Agar lebih memahaminya kali ini kita akan membahas mengenai pengertian senam lantai secara lengkap, sejarah, tujuan, manfaat, jenis dan gerakan senam lantai.

Memahami Latihan Lantai

Senam merupakan suatu bentuk latihan jasmani yang disusun secara sistematis dengan tujuan untuk mencapai daya tahan, kekuatan, kelenturan, koordinasi, membangun kinerja, membentuk tubuh ideal, dan memelihara kesehatan.
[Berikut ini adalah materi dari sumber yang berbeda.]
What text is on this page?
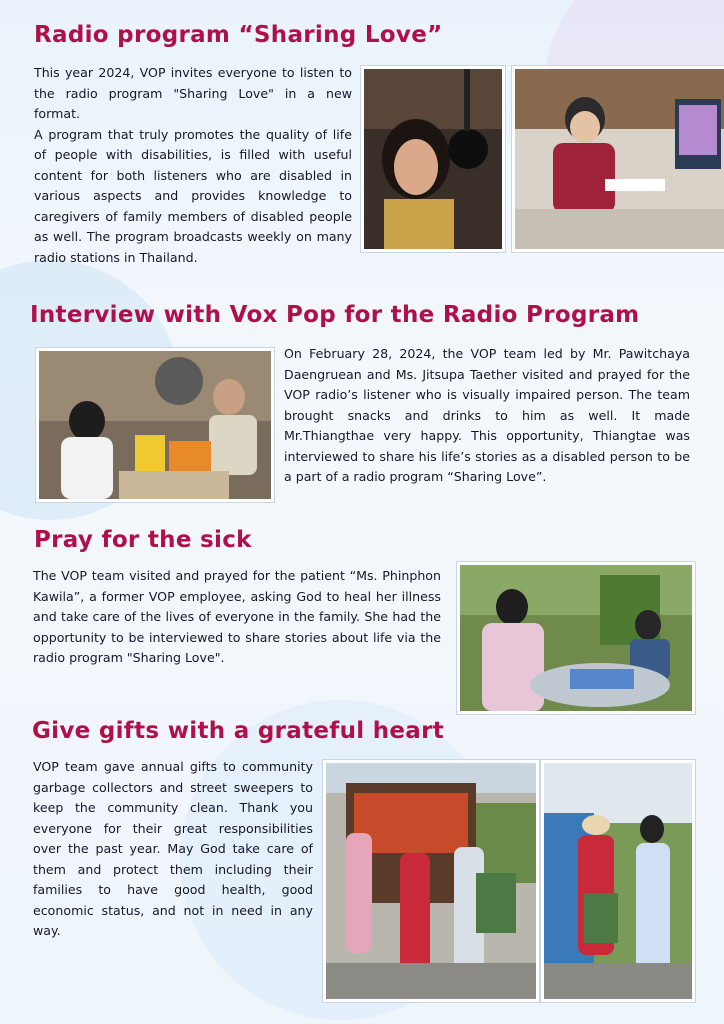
Radio program “Sharing Love”
This year 2024, VOP invites everyone to listen to the radio program "Sharing Love" in a new format.
A program that truly promotes the quality of life of people with disabilities, is filled with useful content for both listeners who are disabled in various aspects and provides knowledge to caregivers of family members of disabled people as well. The program broadcasts weekly on many radio stations in Thailand.
Interview with Vox Pop for the Radio Program
On February 28, 2024, the VOP team led by Mr. Pawitchaya Daengruean and Ms. Jitsupa Taether visited and prayed for the VOP radio’s listener who is visually impaired person. The team brought snacks and drinks to him as well. It made Mr.Thiangthae very happy. This opportunity, Thiangtae was interviewed to share his life’s stories as a disabled person to be a part of a radio program “Sharing Love”.
Pray for the sick
The VOP team visited and prayed for the patient “Ms. Phinphon Kawila”, a former VOP employee, asking God to heal her illness and take care of the lives of everyone in the family. She had the opportunity to be interviewed to share stories about life via the radio program "Sharing Love".
Give gifts with a grateful heart
VOP team gave annual gifts to community garbage collectors and street sweepers to keep the community clean. Thank you everyone for their great responsibilities over the past year. May God take care of them and protect them including their families to have good health, good economic status, and not in need in any way.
Salah satu jenis olahraga yang mengandalkan aktivitas seluruh tubuh adalah senam lantai.

Senam lantai merupakan jenis olah raga yang dilakukan di atas lantai dengan matras berukuran 12×12 m dengan tambahan 1 meter pada setiap sisinya sebagai pengaman pada ruangan berukuran 14×14 m. Lantai yang digunakan dilapisi karpet lembut dengan ketebalan sekitar 0,045 meter, kemudian diletakkan kasur di atasnya. Fungsi matras pada senam lantai adalah sebagai alat utama untuk mengurangi resiko cedera akibat gerakan senam lantai seperti berguling, melompat, melompat, berputar di udara, menopang pada tangan atau kaki untuk menjaga keseimbangan postur atau untuk melompat ke depan atau ke belakang.

Senam lantai merupakan olahraga yang dapat mengontrol aktivitas seluruh bagian tubuh, dimana gerakan senam lantai dilakukan secara terpadu dan kemudian diwujudkan dari setiap bagian tubuh. Senam lantai disebut juga olah raga bebas karena pada saat olah raga tidak membawa atau menggunakan peralatan.

Pada perlombaan senam lantai, waktu yang digunakan pada rangkaian senam lantai putra adalah 70-90 detik (1,10-1,30 menit), sedangkan pada putri 50-70 detik. Saat melakukan senam lantai dapat menggunakan peralatan atau tanpa peralatan.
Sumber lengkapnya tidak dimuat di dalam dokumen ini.